Thin tissue flutter can damage replacement heart valves

When thrown open by a pumping heart, thinner replacement valve tissue can buckle in the middle and flutter in the blood flow. "It's like a flag flapping,"says Emily L. Johnson. (Credit: Getty Images)

High-fidelity computational models of replacement heart valves show that thinner tissues can flap and flutter, which can damage valves and even the blood that flows by, researchers report.

Imagine that you’re in the middle of the aorta, the body’s pipeline for oxygen-rich blood, looking back toward the heart’s primary pump, the left ventricle.
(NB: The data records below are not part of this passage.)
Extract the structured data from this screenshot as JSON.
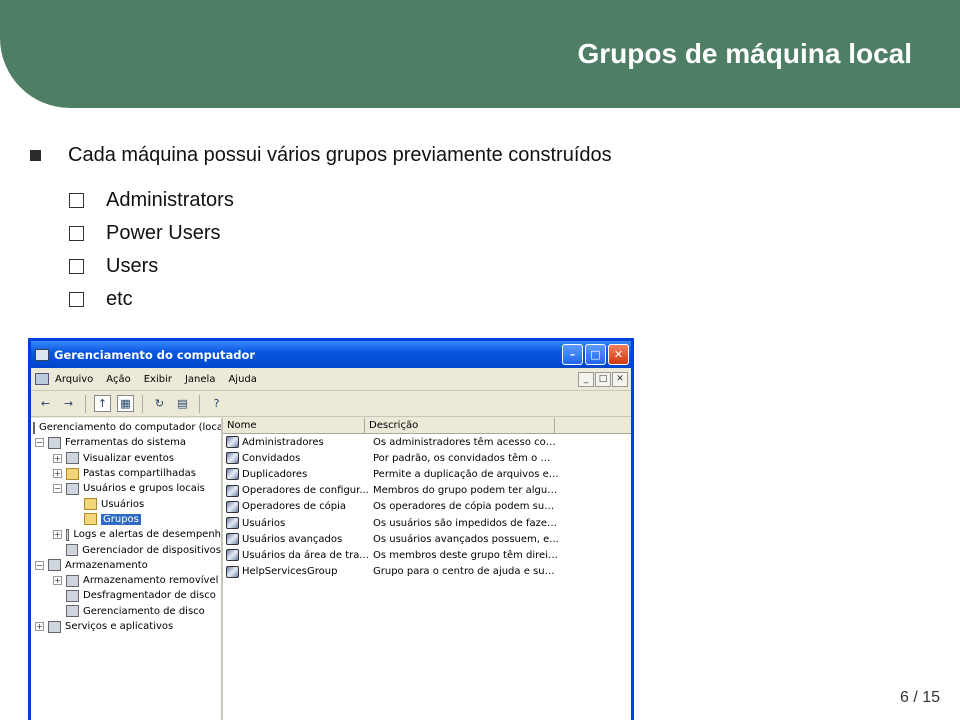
{
  "slide": {
    "title": "Grupos de máquina local",
    "bullet": "Cada máquina possui vários grupos previamente construídos",
    "sub_items": [
      "Administrators",
      "Power Users",
      "Users",
      "etc"
    ],
    "page_number": "6 / 15"
  },
  "window": {
    "title": "Gerenciamento do computador",
    "menu": [
      "Arquivo",
      "Ação",
      "Exibir",
      "Janela",
      "Ajuda"
    ],
    "tree": [
      {
        "label": "Gerenciamento do computador (local"
      },
      {
        "label": "Ferramentas do sistema"
      },
      {
        "label": "Visualizar eventos"
      },
      {
        "label": "Pastas compartilhadas"
      },
      {
        "label": "Usuários e grupos locais"
      },
      {
        "label": "Usuários"
      },
      {
        "label": "Grupos"
      },
      {
        "label": "Logs e alertas de desempenh"
      },
      {
        "label": "Gerenciador de dispositivos"
      },
      {
        "label": "Armazenamento"
      },
      {
        "label": "Armazenamento removível"
      },
      {
        "label": "Desfragmentador de disco"
      },
      {
        "label": "Gerenciamento de disco"
      },
      {
        "label": "Serviços e aplicativos"
      }
    ],
    "columns": {
      "name": "Nome",
      "description": "Descrição"
    },
    "groups": [
      {
        "name": "Administradores",
        "description": "Os administradores têm acesso com..."
      },
      {
        "name": "Convidados",
        "description": "Por padrão, os convidados têm o me..."
      },
      {
        "name": "Duplicadores",
        "description": "Permite a duplicação de arquivos em..."
      },
      {
        "name": "Operadores de configur...",
        "description": "Membros do grupo podem ter alguns..."
      },
      {
        "name": "Operadores de cópia",
        "description": "Os operadores de cópia podem subs..."
      },
      {
        "name": "Usuários",
        "description": "Os usuários são impedidos de fazer ..."
      },
      {
        "name": "Usuários avançados",
        "description": "Os usuários avançados possuem, e..."
      },
      {
        "name": "Usuários da área de tra...",
        "description": "Os membros deste grupo têm direito..."
      },
      {
        "name": "HelpServicesGroup",
        "description": "Grupo para o centro de ajuda e sup..."
      }
    ]
  }
}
The ventricle muscle contracts and the aortic heart valve’s three leaflets explode open and blood flows by at up to 200 centimeters (78.74 inches) a second.

Those three leaflets are flapping in the flow—fluttering, in engineering terms. That’s a problem. It could lead to leaflet tearing, calcium deposits, fatigue failure, and even damage the flowing blood.

The video shows computer models of replacement aortic heart valves. The models show biological tissues built into the valves at thicknesses of 100%, 75%, 50%, and 25%. You can see fluttering in the thinner tissues at the bottom. (Credit: Ming-Chen Hsu)

Now we have an eyewitness look, from a physically impossible point of view, thanks to computational models of the fluid-structure interactions of blood and heart valves the researchers created. A paper covering the work appears in the Proceedings of the National Academy of Sciences.

Thin isn’t necessarily better

The researchers used their technology to study what happens when patients receive thinner and thinner biological tissues from cows or pigs in transcatheter aortic valve replacement.

The procedure involves collapsing an artificial valve into a catheter that is threaded through an artery to the aortic root, where it expands and secures itself in place.

It makes sense to choose thin tissues when building the replacement valves—thinner tissues can fold into smaller catheters for easier movement through the narrow tubes of the arteries.

But, in side-by-side models comparing tissue thicknesses of 100%, 75%, 50%, and 25%, researchers saw problems with the two thinner options.

It’s not easy to develop a predictive computational model of a heart valve in action, says Ming-Chen Hsu, an associate professor of mechanical engineering at Iowa State University, who has modeled heart valves for more than five years.

There’s constant contraction, pressure, and flow. The valves are flexible. It’s a highly dynamic system, with a lot of variables.

“We’re really modeling the whole physiological system,” Hsu says. “That’s why it has taken several years to correctly model the blood flows, which can change from laminar to turbulent, the heart valves, which are very thin and nonlinear, and the multi-physics coupling, which can be numerically unstable.”

Look at the science

This kind of modeling takes supercomputing power, Hsu says. He and colleagues simulated the valves in the study using computing resources at the Texas Advanced Computing Center, with each cardiac cycle taking about two days to run on 144 processing cores.

But this is a problem worth the time and effort. Any time a replacement heart valve wears out, patients face another heart procedure. That makes avoiding leaflet flutter in a replacement valve a “crucial quality criterion,” the engineers write in the study.

Hsu credits Emily L. Johnson, a doctoral student his lab who also works on wind turbine modeling, with helping him take his lab’s work further in a new direction.

“My background is in computational methods,” he says. “But students suggested we should look more at the science questions, too. We’re not just developing computational tools anymore.”

80x more flutter energy

In this case, the computer models and resulting videos make the science easy to see and understand. “I think videos are the best way to show our results,” Hsu says.

When thrown open by a pumping heart, the thinner leaflets buckle in the middle and flutter in the blood flow. “It’s like a flag flapping,” Johnson says.

The engineers were able to quantify the flapping and found that thinner tissues had as high as 80 times more “flutter energy” than thicker tissues.

The resulting conclusions are clear as the engineers’ views of the fluid-structure interactions inside a heart valve: “Considering the risks associated with such observed flutter phenomena, including blood damage and accelerated leaflet deterioration, this study demonstrates the potentially serious impact of introducing thinner, more flexible tissues into the cardiac system.”

Additional coauthors are from the University of Texas at Austin and Iowa State University. The National Institutes of Health supported the work.